オムツも取れてないようなガキじゃないんだ!
言われた事くらい理解しやがれ!!」
「そうだぞ、ピコン。勇者様の言うとお
「い、い、加減にっ!
しやがれって言ってるだろがぁ!!!
どれだけ、どれだけ人の心を踏みにじれば気が済むんだ!!!」
家族として最低野郎をかばっていた村長達も、流石に今回は許せなかったらしい。
本気で最低野郎を説教しようとするけど、最低野郎はその言葉を怒鳴る事で遮った。
そして俺達に向かって今まで以上に大きな声で怒鳴り散らしてくる。
「勇者勇者言われていい気になってんじゃねぇよ!!!
お前等みたいなのがレーヤ様と同じ勇者でたまるか!!!
俺達の人生も、心も、村の暮らしも、歴史も、全部全部無視して!
自分達だけに都合の良い、自分達を褒め上げるだけの道具と、飽きないための舞台に無理矢理作り変えて!!
そんな事する奴等が、勇者でたまるか!!!
勇者の名を騙るな化け物がっ!!」
「・・・今・・・何と言いましたか?」
「聞こえないフリはやめろよ、化け物共!
聞きたくないって言おうが、何度でも言ってやる!!
お前等は勇者じゃない!!!!
自分達は勇者だって嘘吐いて好き勝手暴れてるだけのッ!
心が無いただの化け物だ!!!」
最低野郎の言葉に、俺達より先にルチアが反応した。
そんなルチアを馬鹿にしたように、最低野郎は更に暴言を吐く。
「勇者様を卑しい魔族と一緒にするなど、貴方はそれでもローズ国民ですか!!
今すぐその言葉、訂正しなさい!」
「ハッ!
お前等に比べたら、物語の中の魔族や魔王の方がどれだけ良心的だと思ってるんだ!?
訂正するのはお前の方だろ!!
お前等化け物と同類にされた魔族達の方が、どれだけかわいそうだと思ってるんだ!」
「な、何ですって!!」
「本当、僕達と同じ姿に化けてるだけでも吐き気がするって言うのに、よくもまぁそこまで自分達が正義の使者みたいに言えたな!?

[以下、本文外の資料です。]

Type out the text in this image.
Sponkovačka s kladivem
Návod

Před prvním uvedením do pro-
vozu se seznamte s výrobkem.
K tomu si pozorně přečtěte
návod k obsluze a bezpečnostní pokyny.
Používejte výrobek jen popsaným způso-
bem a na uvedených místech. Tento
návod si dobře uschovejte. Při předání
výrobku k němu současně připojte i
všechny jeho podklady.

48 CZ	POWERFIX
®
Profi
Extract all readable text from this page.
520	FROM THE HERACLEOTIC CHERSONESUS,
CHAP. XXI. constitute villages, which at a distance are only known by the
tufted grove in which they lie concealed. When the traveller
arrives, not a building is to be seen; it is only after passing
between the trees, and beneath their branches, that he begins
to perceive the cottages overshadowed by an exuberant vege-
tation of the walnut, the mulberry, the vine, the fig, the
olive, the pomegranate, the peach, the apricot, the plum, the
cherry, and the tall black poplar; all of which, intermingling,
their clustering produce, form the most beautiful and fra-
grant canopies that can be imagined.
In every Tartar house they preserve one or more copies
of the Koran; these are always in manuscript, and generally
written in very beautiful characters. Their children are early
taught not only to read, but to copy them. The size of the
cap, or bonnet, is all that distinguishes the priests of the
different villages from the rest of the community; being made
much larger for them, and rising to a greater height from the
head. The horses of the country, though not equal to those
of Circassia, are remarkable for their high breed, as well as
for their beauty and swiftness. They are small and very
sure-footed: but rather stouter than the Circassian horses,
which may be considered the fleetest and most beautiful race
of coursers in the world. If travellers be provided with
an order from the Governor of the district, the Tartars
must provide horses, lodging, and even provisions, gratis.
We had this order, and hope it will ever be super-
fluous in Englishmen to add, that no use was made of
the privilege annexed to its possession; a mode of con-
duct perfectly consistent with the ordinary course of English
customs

人間をただの人形に変えて好き勝手してるだけの化け物が、善人ぶった言葉を吐く必要ないだろ!!?
さっさと本性あらわしたらどうだ!?なぁ!!?」
「あぁ!そうだ!!まさに、その通りだ!!
よく言った、人間!!」
「え?」
突然ガシャガシャと言う拍手の音共に何処かからか聞こえた、地獄の底から響いてきたような低い声。
聞き覚えのないその声に驚いた一瞬のうちに、俺達と最低野郎の間に鮮血よりも赤い炎の壁が現れた。
田中の『フレイム』よりも熱く激しいその炎の壁は、まるで太陽が落ちて来たみたいだ。
近くに居なくても一瞬で骨まで焼かれてしまいそうな、そんな威力がある。
「誰が、この炎を・・・」
「っ!高橋!塔の上だ!!塔の上にっ!!」
「お前はッ!!!暗黒騎士!!
何でお前がここに!!?」
何時までも燃え続ける炎の壁から顔を守りつつ、塔の上の方を見上げる。
塔のバルコニー。
そこに最低野郎を小脇に抱えた、暗黒騎士が立っていた。